Деятельное участие в заключении унии принимал Исидор[433]. 5 июля 1439 г. уния была подписана, а на следующий день торжественно провозглашена в кафедральном соборе Флоренции. Подписал унию не только Исидор, но и суздальский епископ Авраамий. Позднее Симеон Суздалец писал, что Авраамий-де не хотел подписывать акт Флорентийской унии, но Исидор посадил его «в темницу и седе неделю полну; и тому подписавшуся не хотением, но нужею»[434]. Можно сомневаться в правдивости этого объяснения, данного одним из тех, кто входил в ближайшее окружение суздальского епископа,

Тем временем на Руси происходили события, имевшие большое значение для хода дальнейшего противоборства Москвы и Галича. В первую очередь речь идет об усилении татарской опасности. Именно она, как думал Л.В. Черепнин, побудила Василия II «искать союза с Тверью»[435]. После Белевского погрома 1437 г. великий князь московский совместно с двумя Дмитриями Юрьевичами заключил докончание с великим князем тверским Борисом Александровичем. Договор предусматривал взаимную помощь на случай, если «пойдет царь ратию или рать татарьская». Борис Александрович настоял на включении в договор особого пункта, гарантирующего его права на Тверь и Кашин: «Имут нас сваживати татарове, а имут вам давати… великое княжение, Тверь и Кашин», то Василий II и его союзники на это не должны соглашаться. В свою очередь Василий Васильевич добился от Бориса Александровича разрыва его сепаратного докончания с Сигизмундом («сложити, без перевода») на том основании, что князь Борис с Василием II — «один человек» и договариваться с Литвой они должны совместно[436].
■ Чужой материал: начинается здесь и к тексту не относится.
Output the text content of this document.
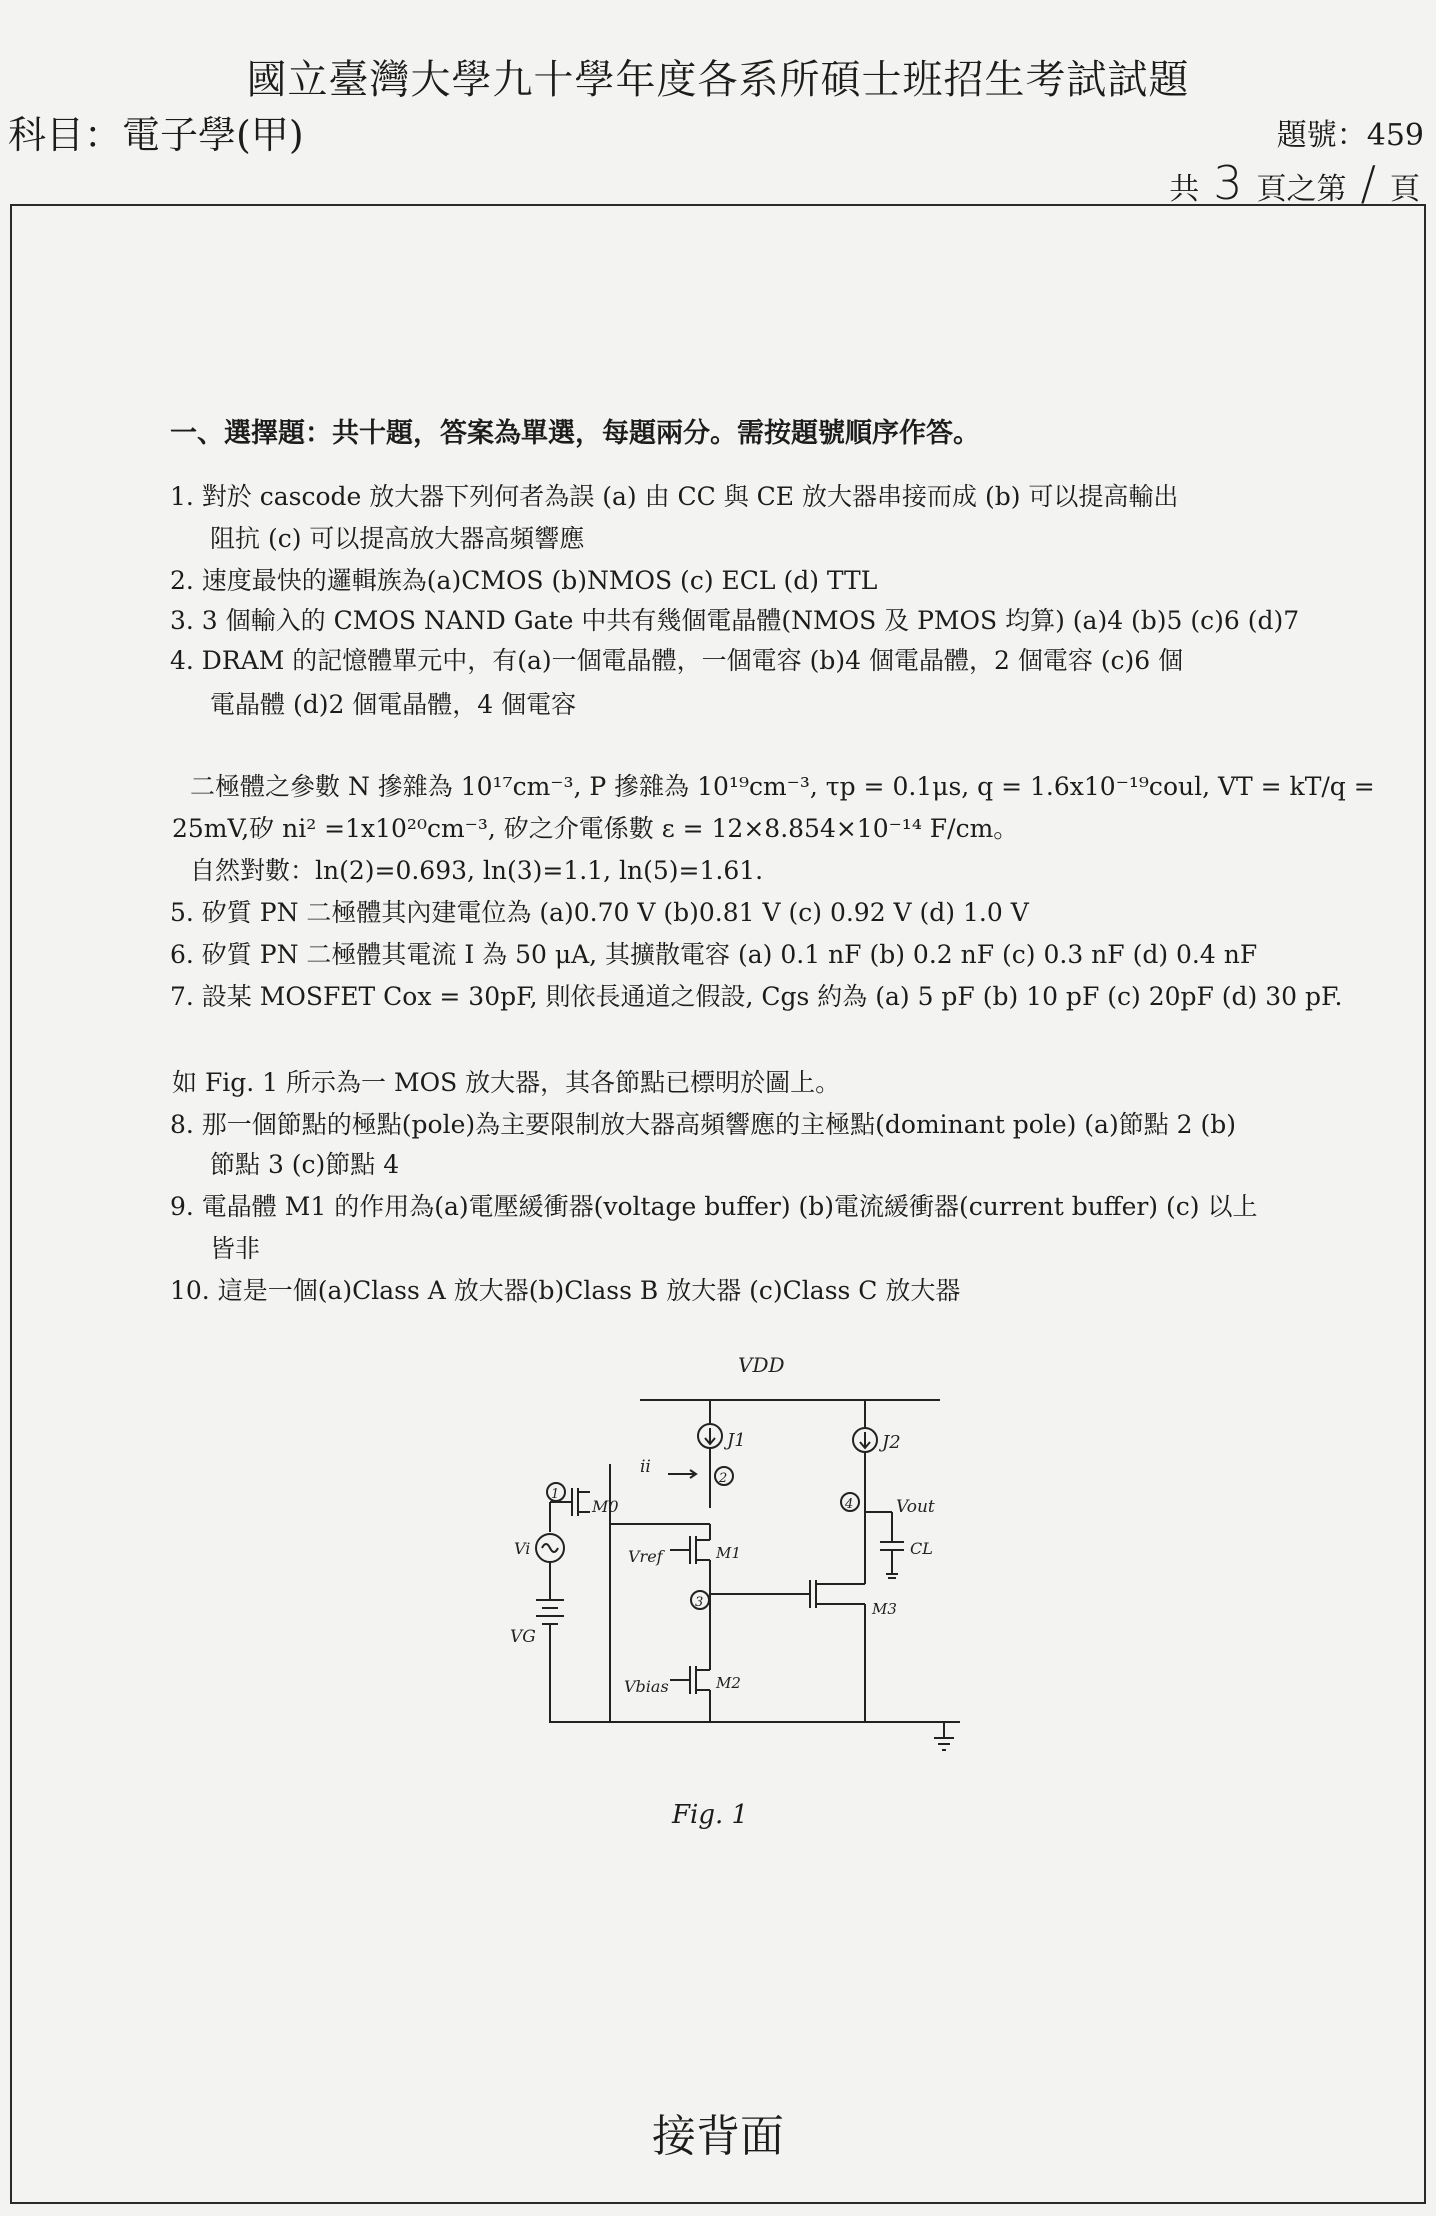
國立臺灣大學九十學年度各系所碩士班招生考試試題
科目：電子學(甲)	題號：459
共 3 頁之第 / 頁
一、選擇題：共十題，答案為單選，每題兩分。需按題號順序作答。
1. 對於 cascode 放大器下列何者為誤 (a) 由 CC 與 CE 放大器串接而成 (b) 可以提高輸出
阻抗 (c) 可以提高放大器高頻響應
2. 速度最快的邏輯族為(a)CMOS (b)NMOS (c) ECL (d) TTL
3. 3 個輸入的 CMOS NAND Gate 中共有幾個電晶體(NMOS 及 PMOS 均算) (a)4 (b)5 (c)6 (d)7
4. DRAM 的記憶體單元中，有(a)一個電晶體，一個電容 (b)4 個電晶體，2 個電容 (c)6 個
電晶體 (d)2 個電晶體，4 個電容
二極體之參數 N 摻雜為 10¹⁷cm⁻³, P 摻雜為 10¹⁹cm⁻³, τp = 0.1μs, q = 1.6x10⁻¹⁹coul, VT = kT/q =
25mV,矽 ni² =1x10²⁰cm⁻³, 矽之介電係數 ε = 12×8.854×10⁻¹⁴ F/cm。
自然對數：ln(2)=0.693, ln(3)=1.1, ln(5)=1.61.
5. 矽質 PN 二極體其內建電位為 (a)0.70 V (b)0.81 V (c) 0.92 V (d) 1.0 V
6. 矽質 PN 二極體其電流 I 為 50 μA, 其擴散電容 (a) 0.1 nF (b) 0.2 nF (c) 0.3 nF (d) 0.4 nF
7. 設某 MOSFET Cox = 30pF, 則依長通道之假設, Cgs 約為 (a) 5 pF (b) 10 pF (c) 20pF (d) 30 pF.
如 Fig. 1 所示為一 MOS 放大器，其各節點已標明於圖上。
8. 那一個節點的極點(pole)為主要限制放大器高頻響應的主極點(dominant pole) (a)節點 2 (b)
節點 3 (c)節點 4
9. 電晶體 M1 的作用為(a)電壓緩衝器(voltage buffer) (b)電流緩衝器(current buffer) (c) 以上
皆非
10. 這是一個(a)Class A 放大器(b)Class B 放大器 (c)Class C 放大器
VDD
J1	J2
2
ii
M0
1
Vi
VG
Vref	M1
3	M3
Vbias	M2
4
CL
Vout
Fig. 1
接背面
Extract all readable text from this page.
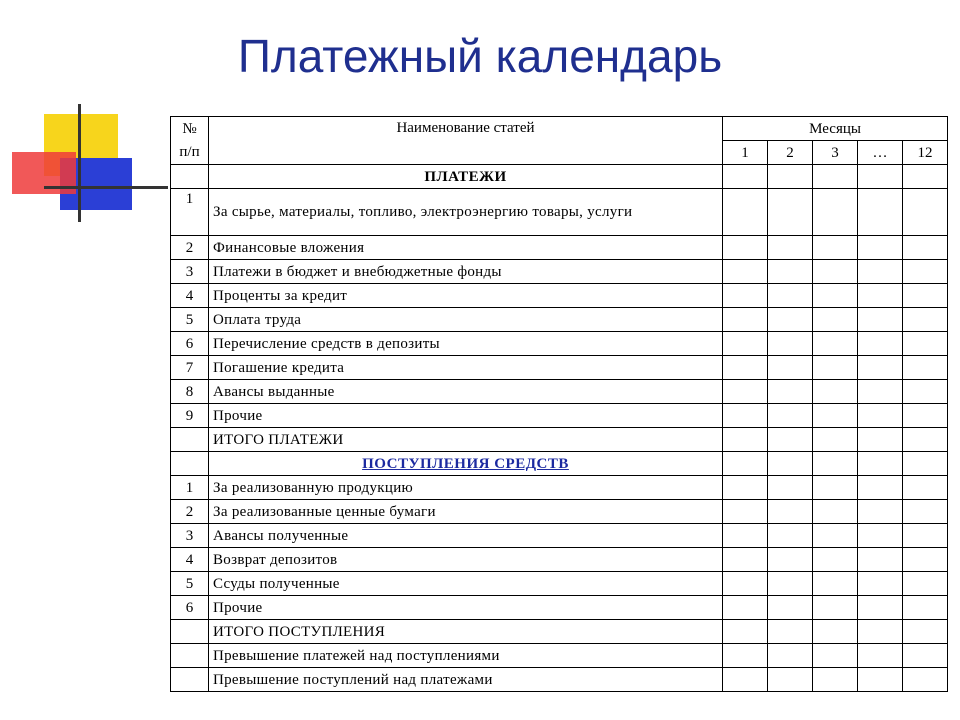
Платежный календарь
№	Наименование статей	Месяцы				
п/п		1	2	3	…	12
	ПЛАТЕЖИ					
1	За сырье, материалы, топливо, электроэнергию товары, услуги					
2	Финансовые вложения					
3	Платежи в бюджет и внебюджетные фонды					
4	Проценты за кредит					
5	Оплата труда					
6	Перечисление средств в депозиты					
7	Погашение кредита					
8	Авансы выданные					
9	Прочие					
	ИТОГО ПЛАТЕЖИ					
	ПОСТУПЛЕНИЯ СРЕДСТВ					
1	За реализованную продукцию					
2	За реализованные ценные бумаги					
3	Авансы полученные					
4	Возврат депозитов					
5	Ссуды полученные					
6	Прочие					
	ИТОГО ПОСТУПЛЕНИЯ					
	Превышение платежей над поступлениями					
	Превышение поступлений над платежами					
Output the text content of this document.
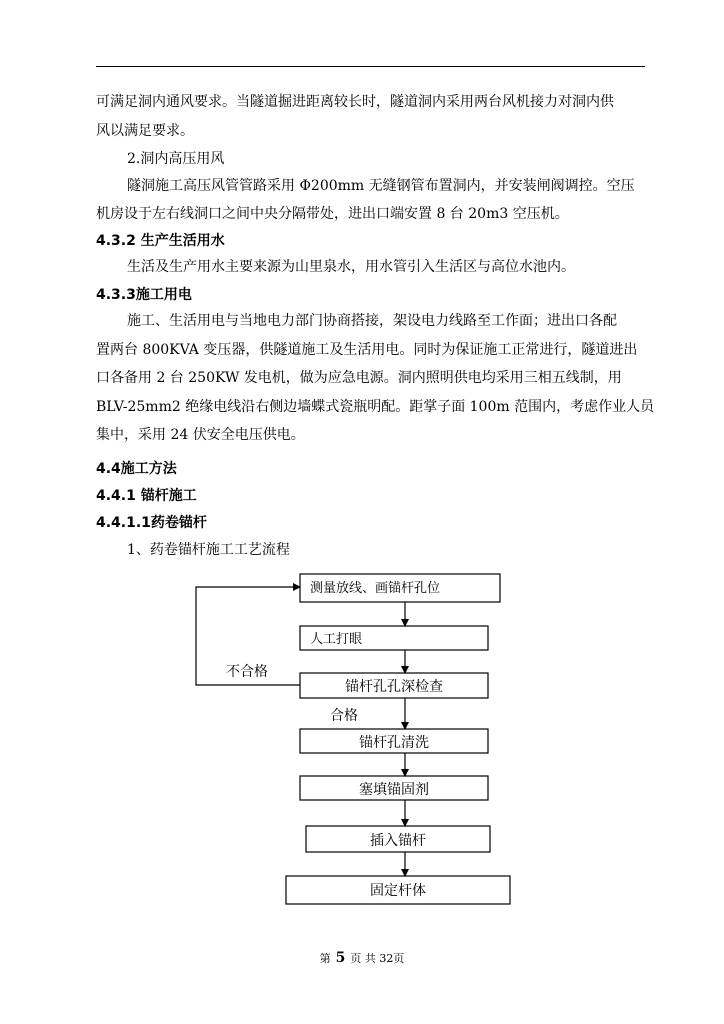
可满足洞内通风要求。当隧道掘进距离较长时，隧道洞内采用两台风机接力对洞内供
风以满足要求。
2.洞内高压用风
隧洞施工高压风管管路采用 Φ200mm 无缝钢管布置洞内，并安装闸阀调控。空压
机房设于左右线洞口之间中央分隔带处，进出口端安置 8 台 20m3 空压机。
4.3.2 生产生活用水
生活及生产用水主要来源为山里泉水，用水管引入生活区与高位水池内。
4.3.3施工用电
施工、生活用电与当地电力部门协商搭接，架设电力线路至工作面；进出口各配
置两台 800KVA 变压器，供隧道施工及生活用电。同时为保证施工正常进行，隧道进出
口各备用 2 台 250KW 发电机，做为应急电源。洞内照明供电均采用三相五线制，用
BLV-25mm2 绝缘电线沿右侧边墙蝶式瓷瓶明配。距掌子面 100m 范围内，考虑作业人员
集中，采用 24 伏安全电压供电。
4.4施工方法
4.4.1 锚杆施工
4.4.1.1药卷锚杆
1、药卷锚杆施工工艺流程
测量放线、画锚杆孔位
人工打眼
锚杆孔孔深检查
锚杆孔清洗
塞填锚固剂
插入锚杆
固定杆体
不合格
合格
第 5 页 共 32页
Окрыленный успехом «белевщины», Улу-Мухаммед 3 июля 1439 г. «безвестно» появился «с многими силами» под стенами Москвы[437]. Не успев подготовить надежную оборону столицы, Василий II покинул се, направившись за Волгу. Руководство обороной Москвы было возложено на Юрия Патрикеевича, который, очевидно, был тогда московским наместником.

Простояв под Москвой 10 дней, Улу-Мухаммед покинул ее окрестности, захватив большой полон. На обратном пути он «досталь Коломны пожегл и людей множество плени, а иных изсекл»[438]. Во время этого похода Улу-Мухаммед дошел и до границ с Тверью («до самого рубежа Тверскаго»)[439].

После отхода Улу-Мухаммеда Василий II «совокупися с братьею в Переславли», посадил в Москве вместо себя временно князя Дмитрия Красного, а «сам поживе в Переславли и в Ростове до зимы, бе бо посады (в Москве. — А.З.) пождьжены от татар, и люди посечены, и смрад велик от них»[440]. Во время набега Улу-Мухаммеда Дмитрий Шемяка к Москве своей подмоги не послал[441].

К началу 40-х годов XV в. произошли изменения в составе княжат «гнезда Калиты». Осенью 1437 г. у Василия II родился наследник престола Юрий Большой,[442] но зимой 1440 г. он уже умер[443]. 22 января 1440 г. у великого князя родился сын Иван (будущий Иван III)[444] и ровно через год (22 января 1441 г.) — Юрий[445]. 22 сентября 1440 г. после длительной болезни умер князь Дмитрий Юрьевич Красный[446].

Постепенно усиливался контроль великокняжеской власти над деятельностью удельной администрации. 24 июня 1440 г. на докончаниях Василия II с Дмитрием Шемякой и Дмитрием Красным была сделана приписка о «сместном» суде. Отныне в спорных случаях дела подлежали решению третейского судьи. Если судья великого князя и судья удельного не придут к одному решению, истец называет трех кандидатов в судьи: двух великокняжеских бояр и одного удельнокняжеского, а ответчик из их числа выбирает третейского. Если судью изберут, дело передается великому князю. Если же ответчик будет упорствовать при избрании судьи и в его присутствии, он признается проигравшим процесс со всеми вытекающими отсюда последствиями[447].

20 марта 1440 г. в результате заговора князей Чарторыйских был убит литовский великий князь Сигизмунд[448]. На престол в Литве вступил Казимир Ягайлович (29 июня), ставший после смерти своего брата Владислава и польским королем (1445 г.). В Киеве утвердился князь Александр (Олелько) Владимирович, связанный родственными узами с Василием II[449]. Участники заговора 1440 г. один за другим стали выезжать на Русь. Здесь, в частности, оказался и князь Александр Васильевич Чарторыйский, получивший от Василия II около 1441/42 г. беспокойный Суздаль[450]. В Новгороде ненадолго появился еще до смерти Сигизмунда князь Юрий Семенович (Лугвеньевич). После гибели великого князя литовского он отправился в Литву. Здесь Казимир его пожаловал Мстиславлем и Кричевым. Но, по словам новгородского летописца, князь Юрий «възгордився» и захватил Смоленск, Витебск и Полоцк[451]. Речь шла о том, что восставшие «черные люди» Смоленска 30 марта 1440 г. пригласили к себе Юрия Семеновича на княжение. Первая попытка войск Казимира IV взять Смоленск в конце этого года была безуспешной. Только вторичный поход, на этот раз самого великого князя литовского, привел к капитуляции города и бегству князя Юрия в Москву[452].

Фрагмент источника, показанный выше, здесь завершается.